Inference or Training on Intel Habana

To run AlphaFold inference or training on Intel Habana, you can follow the instructions in the Installation Guide to set up your environment on Amazon EC2 DL1 instances or on-premise environments, and please use SynapseAI R1.7.1 to test as it was verified internally.

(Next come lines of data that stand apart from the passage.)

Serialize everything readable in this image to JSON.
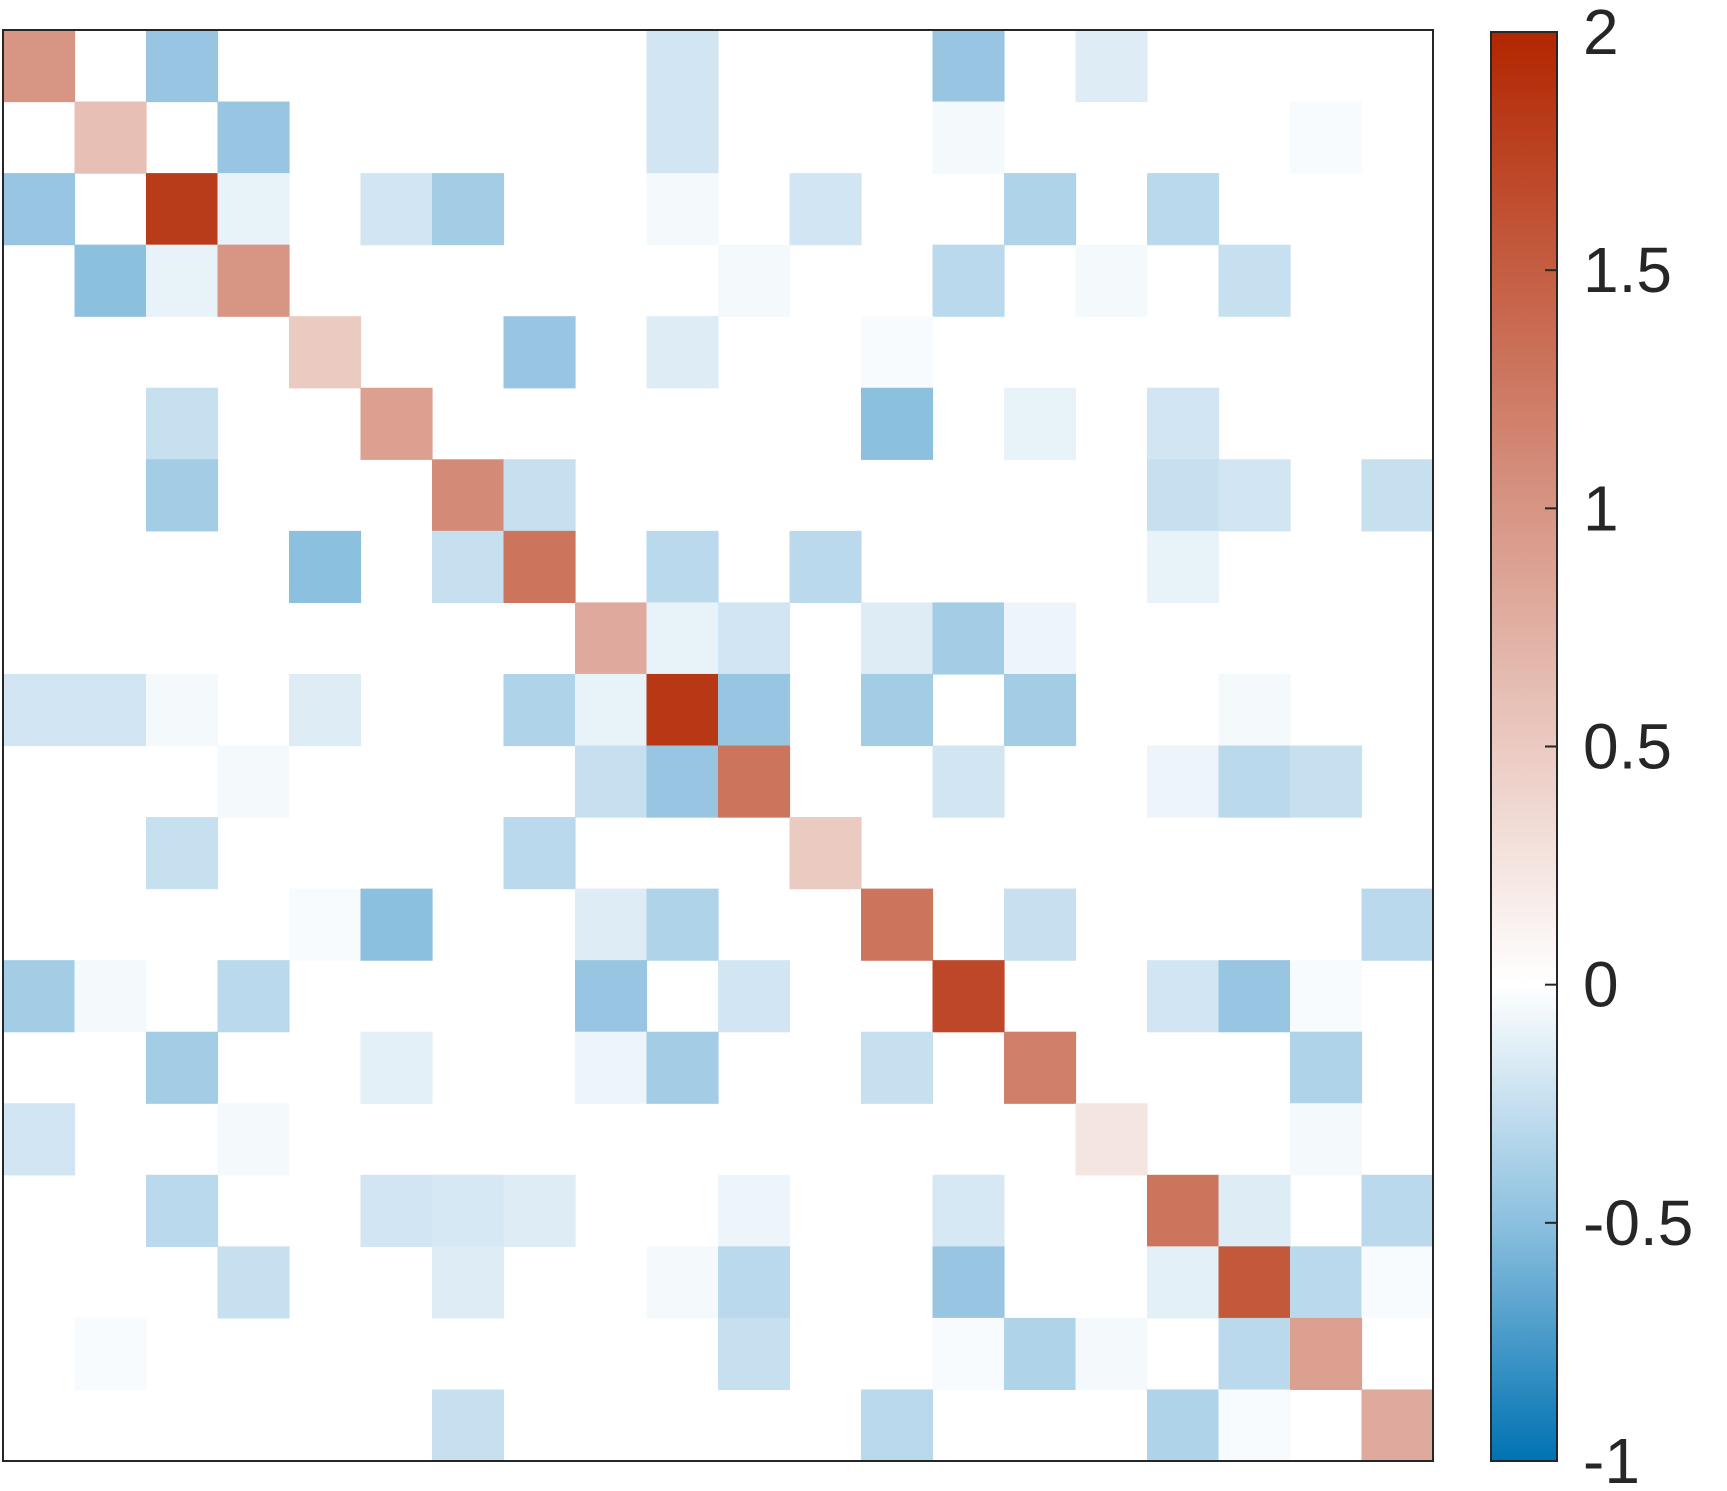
{
  "chart_data": {
    "type": "heatmap",
    "title": "",
    "xlabel": "",
    "ylabel": "",
    "rows": 20,
    "cols": 20,
    "values": [
      [
        1.0,
        0,
        -0.45,
        0,
        0,
        0,
        0,
        0,
        0,
        -0.2,
        0,
        0,
        0,
        -0.45,
        0,
        -0.15,
        0,
        0,
        0,
        0
      ],
      [
        0,
        0.6,
        0,
        -0.45,
        0,
        0,
        0,
        0,
        0,
        -0.2,
        0,
        0,
        0,
        -0.05,
        0,
        0,
        0,
        0,
        -0.03,
        0
      ],
      [
        -0.45,
        0,
        1.8,
        -0.1,
        0,
        -0.2,
        -0.4,
        0,
        0,
        -0.05,
        0,
        -0.2,
        0,
        0,
        -0.35,
        0,
        -0.3,
        0,
        0,
        0
      ],
      [
        0,
        -0.5,
        -0.1,
        1.0,
        0,
        0,
        0,
        0,
        0,
        0,
        -0.05,
        0,
        0,
        -0.3,
        0,
        -0.05,
        0,
        -0.25,
        0,
        0
      ],
      [
        0,
        0,
        0,
        0,
        0.5,
        0,
        0,
        -0.45,
        0,
        -0.15,
        0,
        0,
        -0.03,
        0,
        0,
        0,
        0,
        0,
        0,
        0
      ],
      [
        0,
        0,
        -0.25,
        0,
        0,
        0.9,
        0,
        0,
        0,
        0,
        0,
        0,
        -0.5,
        0,
        -0.1,
        0,
        -0.2,
        0,
        0,
        0
      ],
      [
        0,
        0,
        -0.4,
        0,
        0,
        0,
        1.1,
        -0.25,
        0,
        0,
        0,
        0,
        0,
        0,
        0,
        0,
        -0.25,
        -0.2,
        0,
        -0.25
      ],
      [
        0,
        0,
        0,
        0,
        -0.5,
        0,
        -0.25,
        1.3,
        0,
        -0.3,
        0,
        -0.3,
        0,
        0,
        0,
        0,
        -0.1,
        0,
        0,
        0
      ],
      [
        0,
        0,
        0,
        0,
        0,
        0,
        0,
        0,
        0.8,
        -0.1,
        -0.2,
        0,
        -0.15,
        -0.4,
        -0.08,
        0,
        0,
        0,
        0,
        0
      ],
      [
        -0.2,
        -0.2,
        -0.05,
        0,
        -0.15,
        0,
        0,
        -0.35,
        -0.1,
        1.85,
        -0.45,
        0,
        -0.4,
        0,
        -0.4,
        0,
        0,
        -0.05,
        0,
        0
      ],
      [
        0,
        0,
        0,
        -0.05,
        0,
        0,
        0,
        0,
        -0.25,
        -0.45,
        1.3,
        0,
        0,
        -0.2,
        0,
        0,
        -0.08,
        -0.3,
        -0.25,
        0
      ],
      [
        0,
        0,
        -0.25,
        0,
        0,
        0,
        0,
        -0.3,
        0,
        0,
        0,
        0.5,
        0,
        0,
        0,
        0,
        0,
        0,
        0,
        0
      ],
      [
        0,
        0,
        0,
        0,
        -0.03,
        -0.5,
        0,
        0,
        -0.15,
        -0.35,
        0,
        0,
        1.3,
        0,
        -0.25,
        0,
        0,
        0,
        0,
        -0.3
      ],
      [
        -0.4,
        -0.05,
        0,
        -0.3,
        0,
        0,
        0,
        0,
        -0.45,
        0,
        -0.2,
        0,
        0,
        1.7,
        0,
        0,
        -0.2,
        -0.45,
        -0.03,
        0
      ],
      [
        0,
        0,
        -0.4,
        0,
        0,
        -0.12,
        0,
        0,
        -0.08,
        -0.4,
        0,
        0,
        -0.25,
        0,
        1.2,
        0,
        0,
        0,
        -0.35,
        0
      ],
      [
        -0.2,
        0,
        0,
        -0.05,
        0,
        0,
        0,
        0,
        0,
        0,
        0,
        0,
        0,
        0,
        0,
        0.25,
        0,
        0,
        -0.05,
        0
      ],
      [
        0,
        0,
        -0.3,
        0,
        0,
        -0.2,
        -0.18,
        -0.15,
        0,
        0,
        -0.08,
        0,
        0,
        -0.18,
        0,
        0,
        1.3,
        -0.15,
        0,
        -0.3
      ],
      [
        0,
        0,
        0,
        -0.25,
        0,
        0,
        -0.15,
        0,
        0,
        -0.05,
        -0.3,
        0,
        0,
        -0.45,
        0,
        0,
        -0.12,
        1.55,
        -0.3,
        -0.03
      ],
      [
        0,
        -0.03,
        0,
        0,
        0,
        0,
        0,
        0,
        0,
        0,
        -0.25,
        0,
        0,
        -0.03,
        -0.35,
        -0.05,
        0,
        -0.3,
        0.9,
        0
      ],
      [
        0,
        0,
        0,
        0,
        0,
        0,
        -0.25,
        0,
        0,
        0,
        0,
        0,
        -0.3,
        0,
        0,
        0,
        -0.35,
        -0.03,
        0,
        0.8
      ]
    ],
    "colorbar": {
      "range": [
        -1,
        2
      ],
      "ticks": [
        -1,
        -0.5,
        0,
        0.5,
        1,
        1.5,
        2
      ],
      "tick_labels": [
        "-1",
        "-0.5",
        "0",
        "0.5",
        "1",
        "1.5",
        "2"
      ],
      "colors": {
        "negative_end": "#0072b2",
        "mid_negative": "#8cc0df",
        "zero": "#ffffff",
        "mid_positive": "#d79584",
        "positive_end": "#b22600"
      }
    },
    "grid": false,
    "legend": "colorbar-right"
  }
}
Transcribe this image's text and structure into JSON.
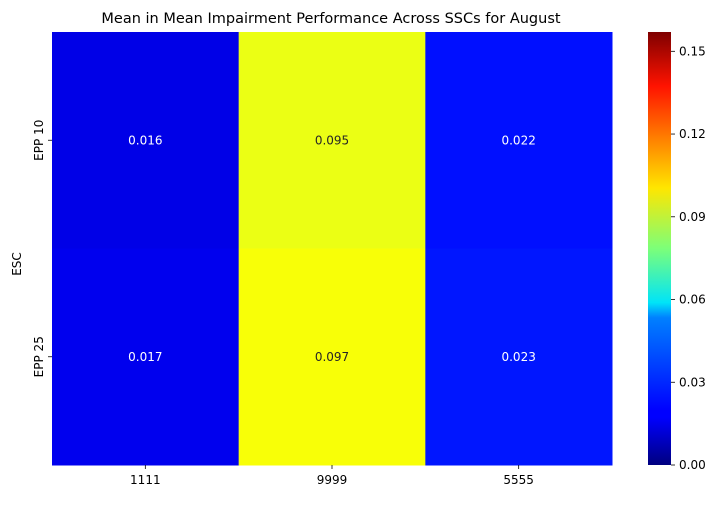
{
  "chart_data": {
    "type": "heatmap",
    "title": "Mean in Mean Impairment Performance Across SSCs for August",
    "xlabel": "",
    "ylabel": "ESC",
    "x_categories": [
      "1111",
      "9999",
      "5555"
    ],
    "y_categories": [
      "EPP 10",
      "EPP 25"
    ],
    "values": [
      [
        0.016,
        0.095,
        0.022
      ],
      [
        0.017,
        0.097,
        0.023
      ]
    ],
    "value_labels": [
      [
        "0.016",
        "0.095",
        "0.022"
      ],
      [
        "0.017",
        "0.097",
        "0.023"
      ]
    ],
    "colormap": "jet",
    "vmin": 0.0,
    "vmax": 0.157,
    "colorbar_ticks": [
      0.0,
      0.03,
      0.06,
      0.09,
      0.12,
      0.15
    ],
    "colorbar_tick_labels": [
      "0.00",
      "0.03",
      "0.06",
      "0.09",
      "0.12",
      "0.15"
    ]
  }
}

Once you have prepared your dataset and installed fastfold, you can use the following scripts:

cd fastfold/habana/fastnn/custom_op/; python setup.py build (this is for Gaudi, for Gaudi2 please use setup2.py) ; cd -
bash habana/inference.sh
bash habana/train.sh

Performance Benchmark

We have included a performance benchmark script in ./benchmark. You can benchmark the performance of Evoformer using different settings.

cd ./benchmark
torchrun --nproc_per_node=1 perf.py --msa-length 128 --res-length 256

Benchmark Dynamic Axial Parallelism with 2 GPUs:

cd ./benchmark
torchrun --nproc_per_node=2 perf.py --msa-length 128 --res-length 256 --dap-size 2

If you want to benchmark with OpenFold, you need to install OpenFold first and benchmark with option --openfold:

torchrun --nproc_per_node=1 perf.py --msa-length 128 --res-length 256 --openfold

Cite us

Cite this paper, if you use FastFold in your research publication.

@misc{cheng2022fastfold,
      title={FastFold: Reducing AlphaFold Training Time from 11 Days to 67 Hours}, 
      author={Shenggan Cheng and Ruidong Wu and Zhongming Yu and Binrui Li and Xiwen Zhang and Jian Peng and Yang You},
      year={2022},
      eprint={2203.00854},
      archivePrefix={arXiv},
      primaryClass={cs.LG}
}

Acknowledgments

We would like to extend our special thanks to the Intel Habana team for their support in providing us with technology and resources on the Habana platform.